With the current surge in coronavirus cases, districts are in no position to reopen, he said, but as soon as cases subside enough that their counties fall out of the state’s most restrictive “purple tier” of coronavirus rules, districts should be ready to pull the trigger.

“We can’t open schools right now, we’re in the middle of a significant surge,” O’Donnell said. “But going forward we need to ensure that districts are ready to open without delay once we drop out of that. We’ve had enough time to prepare to be open once the surge ends … The state is looking for school districts to have a plan and it’s going to be talking to school districts that don’t. You’d better be ready when the time is there.”

O’Donnell, who is a parent of Long Beach Unified School District high school students, said he’s heard from a number of other legislators who feel the same. O’Donnell said he expects school districts to have used the time they were shut down to negotiate with teachers’ unions and other labor partners in preparation for a swift reopening.

“The negotiations should have already occurred,” he said. “What are you waiting for? I don’t sense that there’s been a lot of urgency in some districts even before the (recent) surge.”

In the LBUSD’s case, the district is still holding bargaining sessions with the Teachers Association of Long Beach. The district says it’s planning for a Jan. 28 reopening, but it hasn’t yet announced a Memorandum of Understanding with TALB.

Negotiating with its employees is one of the hurdles the LBUSD cited when the district decided not to pursue waivers to reopen kindergarten through 2nd grade—something the city allowed back in October.

LBUSD’s school board called that waiver process “divisive,” in part because it required buy-in from its labor unions.

Six private schools in Long Beach have since used the waiver process to reopen lower grades.

O’Donnell’s decision to put pressure on schools could put him at odds with teachers’ unions in the state, which have been some of the largest supporters of his campaigns.

But, the assemblyman stressed there’s currently no way for schools to reopen before conditions improve enough to drop their counties out of the purple tier of COVID-19 restrictions. The state’s regulations bar schools from fully reopening for in-person classes until their respective counties have been in the red tier for two weeks. The red tier is just below the purple tier on the state’s color-coded ranking of outbreaks.

Most LBUSD parents apparently agree with O’Donnell sense of urgency. A majority of them requested some form of in-person learning for their students this year.

The closures, he argued, are “hitting low income and middle class families really hard. This is getting everybody.”

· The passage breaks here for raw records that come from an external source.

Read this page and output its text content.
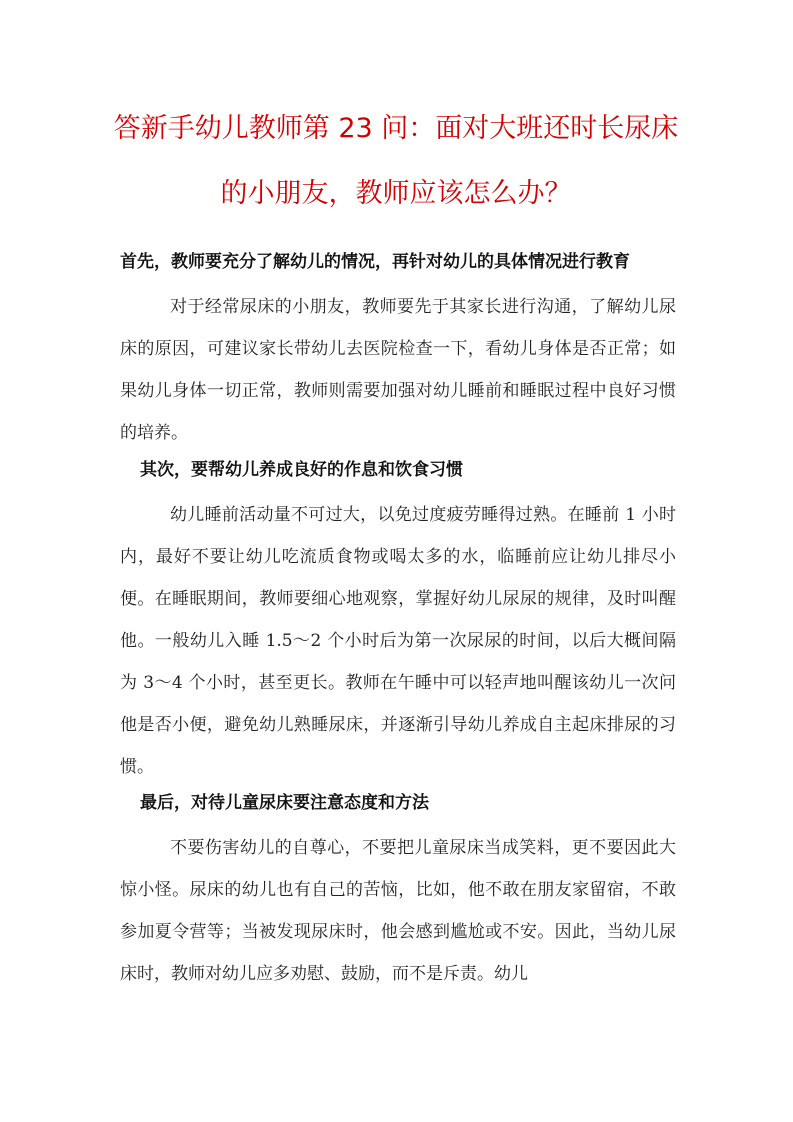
答新手幼儿教师第 23 问：面对大班还时长尿床
的小朋友，教师应该怎么办？
首先，教师要充分了解幼儿的情况，再针对幼儿的具体情况进行教育
对于经常尿床的小朋友，教师要先于其家长进行沟通，了解幼儿尿床的原因，可建议家长带幼儿去医院检查一下，看幼儿身体是否正常；如果幼儿身体一切正常，教师则需要加强对幼儿睡前和睡眠过程中良好习惯的培养。
其次，要帮幼儿养成良好的作息和饮食习惯
幼儿睡前活动量不可过大，以免过度疲劳睡得过熟。在睡前 1 小时内，最好不要让幼儿吃流质食物或喝太多的水，临睡前应让幼儿排尽小便。在睡眠期间，教师要细心地观察，掌握好幼儿尿尿的规律，及时叫醒他。一般幼儿入睡 1.5～2 个小时后为第一次尿尿的时间，以后大概间隔为 3～4 个小时，甚至更长。教师在午睡中可以轻声地叫醒该幼儿一次问他是否小便，避免幼儿熟睡尿床，并逐渐引导幼儿养成自主起床排尿的习惯。
最后，对待儿童尿床要注意态度和方法
不要伤害幼儿的自尊心，不要把儿童尿床当成笑料，更不要因此大惊小怪。尿床的幼儿也有自己的苦恼，比如，他不敢在朋友家留宿，不敢参加夏令营等；当被发现尿床时，他会感到尴尬或不安。因此，当幼儿尿床时，教师对幼儿应多劝慰、鼓励，而不是斥责。幼儿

O’Donnell criticized districts like San Bernardino City Unified, which recently announced it would remain online for the rest of the school year.

“There’s no data to support shutting down for the year,” O’Donnell said.

Long Beach and others, he said, should look to nearby Los Alamitos School District, which has been open since early October and will remain open even as Orange County has moved into the purple tier. As of Nov. 24 there were only eight confirmed active cases in the district, with more than 8,000 students and faculty.